There is a disconcerting situation respecting the literature
listings and textual references, when they occur. There are some monographs
with numerous literature listings that have no correlation with the monograph
text (e.g., 34 unreferenced literature listings under wormwood). The situation
is further confounded by the fact that a number of literature citations do not
include the title of the publication, and some are incorrect: in both the ginger
and wormwood monographs, a paper by Marles et al. is cited as being "In:
JNP 55: 1044-1056, 1992". However, the JNP paper included me as an author
and has a different author list than that cited. In any event, ginger was found
not to inhibit serotonin release from blood platelets, the scientific focus
of the subject bioassay – and there is no indication in the wormwood monograph
of any relation to such function. In the case of feverfew, there are two references
to "Groenewegen, 1986" in the monograph text but the literature listing
notes two publications attributed to Groenewegen in 1986, both without
titles.
In addition to annoying misspellings – notably "partholide"
repeatedly for parthenolide, which is particularly confusing to those unfamiliar
with feverfew chemistry, since secotanapartholide A is regarded as one of the
plant’s significant actives – more serious is the attribution of dominant
activity to parthenolide, especially regarding feverfew’s anti-migraine
effect. It is stated that "the usual standardization level is 0.2 percent
parthenolide content," but since 1996 it has been apparent that parthenolide
is not a significant contributor to feverfew’s migraine prophylactic effect.
In fact, the 0.2 percent parthenolide minimum was meant as an identity criterion,
established by the Canadian regulatory agency in an attempt to ensure similarity
to the clinically tested feverfew chemotype: at least two other feverfew sesquiterpene
lactone chemotypes contain no parthenolide. Finally, regarding feverfew drug
interactions, the statement that "there is a strong possibility that Feverfew
may interact with thrombolytics, anticoagulants and platelet aggregation"
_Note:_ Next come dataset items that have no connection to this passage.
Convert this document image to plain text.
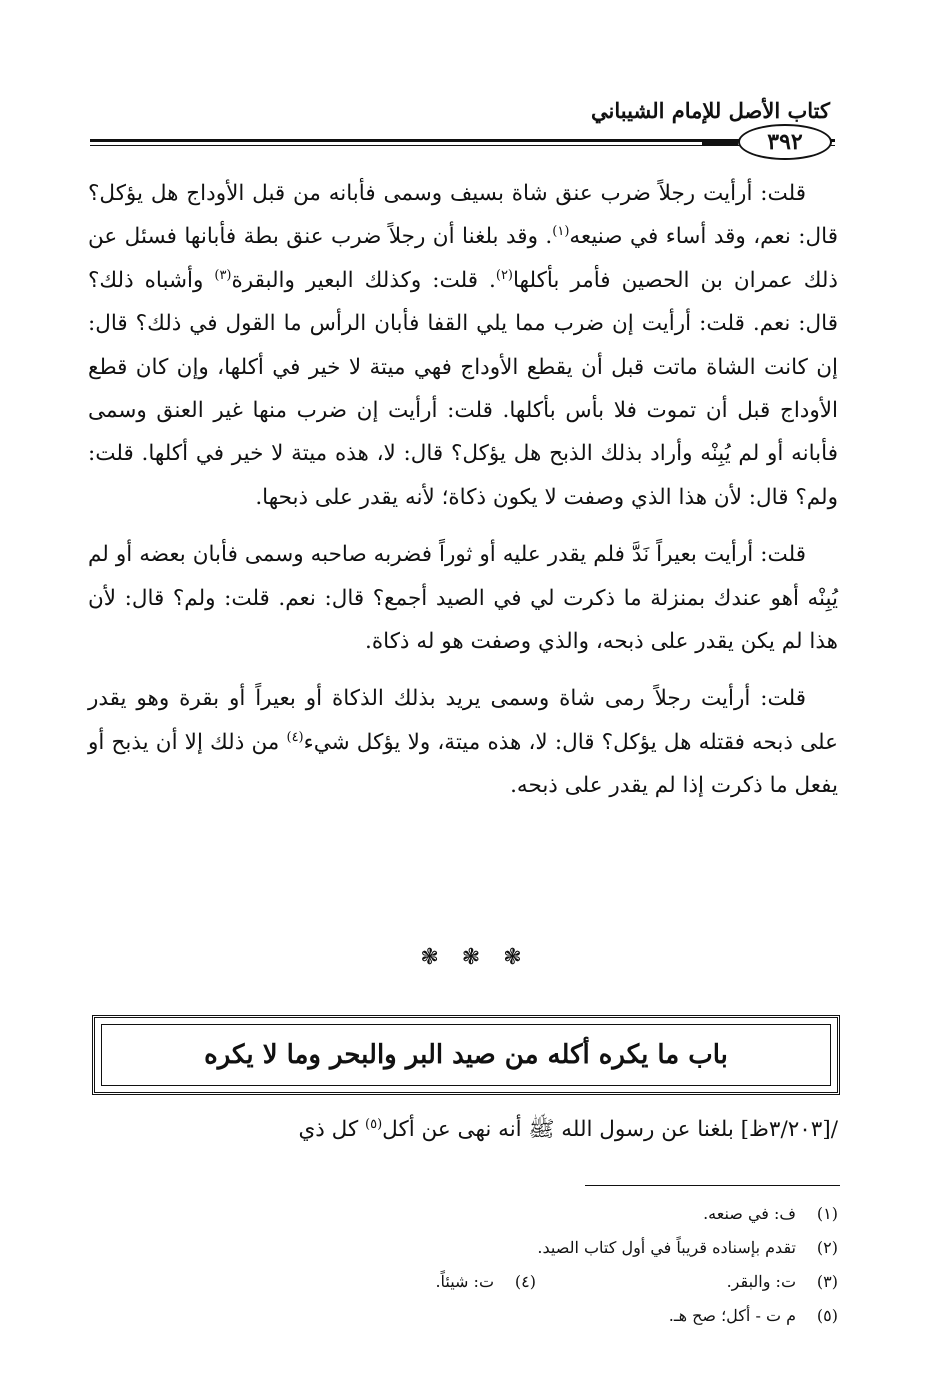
كتاب الأصل للإمام الشيباني
٣٩٢

قلت: أرأيت رجلاً ضرب عنق شاة بسيف وسمى فأبانه من قبل الأوداج هل يؤكل؟ قال: نعم، وقد أساء في صنيعه$^{(١)}$. وقد بلغنا أن رجلاً ضرب عنق بطة فأبانها فسئل عن ذلك عمران بن الحصين فأمر بأكلها$^{(٢)}$. قلت: وكذلك البعير والبقرة$^{(٣)}$ وأشباه ذلك؟ قال: نعم. قلت: أرأيت إن ضرب مما يلي القفا فأبان الرأس ما القول في ذلك؟ قال: إن كانت الشاة ماتت قبل أن يقطع الأوداج فهي ميتة لا خير في أكلها، وإن كان قطع الأوداج قبل أن تموت فلا بأس بأكلها. قلت: أرأيت إن ضرب منها غير العنق وسمى فأبانه أو لم يُبِنْه وأراد بذلك الذبح هل يؤكل؟ قال: لا، هذه ميتة لا خير في أكلها. قلت: ولم؟ قال: لأن هذا الذي وصفت لا يكون ذكاة؛ لأنه يقدر على ذبحها.

قلت: أرأيت بعيراً نَدَّ فلم يقدر عليه أو ثوراً فضربه صاحبه وسمى فأبان بعضه أو لم يُبِنْه أهو عندك بمنزلة ما ذكرت لي في الصيد أجمع؟ قال: نعم. قلت: ولم؟ قال: لأن هذا لم يكن يقدر على ذبحه، والذي وصفت هو له ذكاة.

قلت: أرأيت رجلاً رمى شاة وسمى يريد بذلك الذكاة أو بعيراً أو بقرة وهو يقدر على ذبحه فقتله هل يؤكل؟ قال: لا، هذه ميتة، ولا يؤكل شيء$^{(٤)}$ من ذلك إلا أن يذبح أو يفعل ما ذكرت إذا لم يقدر على ذبحه.

❃ ❃ ❃
باب ما يكره أكله من صيد البر والبحر وما لا يكره
/[٣/٢٠٣ظ] بلغنا عن رسول الله ﷺ أنه نهى عن أكل$^{(٥)}$ كل ذي
(١)
ف: في صنعه.
(٢)
تقدم بإسناده قريباً في أول كتاب الصيد.
(٣)
ت: والبقر.
(٤)
ت: شيئاً.
(٥)
م ت - أكل؛ صح هـ.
is simply not supported by recorded experience: no case of a bleeding problem
has ever been associated with feverfew use. Such speculation is based entirely
on in vitro laboratory observation of an anti-platelet aggregation effect.
The heading Ginseng, Panax ginseng, (Asian Ginseng)is followed by a list of Trade Names, which include "Siberian Ginseng…American
Ginseng Root…Standardized Siberian Ginseng Root….Siberian Ginseng
Power Herb…Eleuthero Ginseng Root, Siberian Ginseng Root." A later
listing is Siberian Ginseng, Eleutherococcussenticosus. The American
Herbal Products Association wisely recognizes eleuthero as the preferred common
name for E. senticosus,acknowledging, as the U.S. Congress
has recently, that only Panax species may legitimately be claimed to
be ginseng.
Under Actions and Pharmacology are listed protopanaxadiol ginsenosides,
"protopanaxytriol" [sic] ginsenosides, and oleanolic acid ginsenosides.
No mention is made of the significant panaxatriol ginsenoside Rg2,
and mentioned as oleanolic acid derivatives are ginsenoside Ro, chikusetsusaponin—V
and Rb1, Rb2, Rc, Rd, Re
and Rg1: Rb1, Rb2, Rc and Rd
are protopanaxadiol glycosides, while Re and Rg1 are protopanaxatriol
derivatives. Ginsenoside Ro is the only oleanolic acid derivative
present in Asian and American ginsengs; it is identical with chikusetsusaponin-V,
first identified in Japanese ginseng (P. japonicus).
In summary, while this very substantial volume contains much
useful factual information on a vast array of medicinal plants, its striking
deficiencies and extensive errors of both commission and omission seriously
limit its usefulness while promoting an inaccurate appreciation of many of the
more important and commercially prominent herbal preparations.